La 300 Atlantique avait belle allure: sa carrière se brisera cependant par manque d'image et de moyens
La 300 Atlantique avait belle allure: sa carrière se brisera cependant par manque d’image et de moyens

Pour Venturi, la solution (temporaire) vient d’Asie, avec un rachat par le groupe de distribution automobile de luxe Nakarin Benz, avec une idée simple : développer les ventes de la marque en Asie grâce au réseau de son nouveau propriétaire et à une 300 Atlantique (qui troquera en 1999 son PRV contre un V6 ES9/L7 d’origine PSA/Renault et modifié par le belge Alvan, pour devenir Biturbo lire aussi : Venturi Atlantique 300) modernisant avec brio (grâce au talent de Gérard Godfroy) le dessin originel.

Si en 1996 l’avenir semble radieux, les espoirs s’effondrent en 1997. Car contre toute attente, l’Asie, et particulièrement la Thailande, va s’enfoncer dans une crise financière sans précédent. Etrange comme les plans les mieux huilés peuvent subir de plein fouet les effets d’une crise financière à l’autre bout du monde. Après des années de croissance à deux chiffres, l’Asie du Sud Est s’effondre après la quasi-faillite de l’Etat Thailandais, et sa tentative désespéré de maintenir sa monnaie (le baht)… L’effondrement du baht entraînera dans son sillage toutes les monnaies des pays alentours puis, par ricochet, touchera l’économie réelle avec une baisse drastique du pouvoir d’achat.

L'usine de Couëron, du temps de l'espérance et des participations au Mans
L’usine de Couëron, du temps de l’espérance et des participations au Mans

Dans ce contexte, la florissante entreprise Nakarin Benz, spécialisée dans la voiture de luxe, est particulièrement touchée par la crise. Désormais, les moyens manquent, et Nakarin Benz vacillent. Début 1998, les actions Venturi sont transférées dans une filiale australienne de Nakarin Benz, Auto Americas (spécialisée dans l’import de 4×4 américains en Australie). Un tour de passe passe destiné à protéger la filiale française de la crise subie par sa maison mère. Un investissement de 6 millions de francs par Auto Americas. Un financement qui finalement ne viendra jamais.
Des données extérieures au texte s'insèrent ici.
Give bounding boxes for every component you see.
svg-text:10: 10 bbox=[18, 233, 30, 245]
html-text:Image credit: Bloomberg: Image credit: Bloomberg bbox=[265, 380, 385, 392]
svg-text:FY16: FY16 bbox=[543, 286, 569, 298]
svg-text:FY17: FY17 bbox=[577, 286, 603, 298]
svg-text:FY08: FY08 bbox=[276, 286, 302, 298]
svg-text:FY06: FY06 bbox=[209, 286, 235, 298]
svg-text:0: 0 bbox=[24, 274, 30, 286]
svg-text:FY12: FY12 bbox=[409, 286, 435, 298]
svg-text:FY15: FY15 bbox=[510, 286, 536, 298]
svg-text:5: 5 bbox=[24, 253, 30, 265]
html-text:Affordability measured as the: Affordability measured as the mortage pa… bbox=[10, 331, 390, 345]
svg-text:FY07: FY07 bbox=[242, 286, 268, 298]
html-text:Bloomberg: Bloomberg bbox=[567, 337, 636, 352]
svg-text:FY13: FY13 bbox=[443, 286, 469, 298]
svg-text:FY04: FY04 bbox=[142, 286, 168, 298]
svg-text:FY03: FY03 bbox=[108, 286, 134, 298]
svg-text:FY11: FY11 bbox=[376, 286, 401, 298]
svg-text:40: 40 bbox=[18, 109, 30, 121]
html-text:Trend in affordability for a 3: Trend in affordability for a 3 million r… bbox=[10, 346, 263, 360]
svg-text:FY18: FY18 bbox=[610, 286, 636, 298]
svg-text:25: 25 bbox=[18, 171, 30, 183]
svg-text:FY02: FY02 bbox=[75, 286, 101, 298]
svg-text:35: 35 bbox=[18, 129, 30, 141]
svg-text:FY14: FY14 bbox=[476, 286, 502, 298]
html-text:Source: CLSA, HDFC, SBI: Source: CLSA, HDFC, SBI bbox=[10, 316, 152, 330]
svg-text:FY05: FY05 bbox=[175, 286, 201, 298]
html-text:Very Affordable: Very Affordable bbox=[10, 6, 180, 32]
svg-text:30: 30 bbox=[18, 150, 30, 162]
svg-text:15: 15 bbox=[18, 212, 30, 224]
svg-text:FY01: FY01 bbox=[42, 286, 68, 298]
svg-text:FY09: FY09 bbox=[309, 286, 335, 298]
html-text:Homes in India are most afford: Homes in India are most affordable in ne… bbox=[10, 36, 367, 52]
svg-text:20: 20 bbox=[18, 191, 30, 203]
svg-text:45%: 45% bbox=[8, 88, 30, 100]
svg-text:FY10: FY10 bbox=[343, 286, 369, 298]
Michael Bishop, directeur général de Venturi depuis 1996, dit un peu partout sa confiance dans l’avenir, avec l’arrivée de l’Atlantique Biturbo présentée en 1998, et envisage 100 véhicules par an. Pourtant, il sait très bien que sans financement, sur un marché difficile pour les marques de luxe en général et pour Venturi en particulier, avec un actionnaire qui n’a plus les moyens de ses ambitions, il faudra trouver un nouveau partenaire : et pourquoi pas un grand constructeur français ?

Un Coupé 406 dans sa configuration Export Japon.... Imaginez une version sportive siglée Peugeot-Venturi ?
Un Coupé 406 dans sa configuration Export Japon…. Imaginez une version sportive siglée Peugeot-Venturi ?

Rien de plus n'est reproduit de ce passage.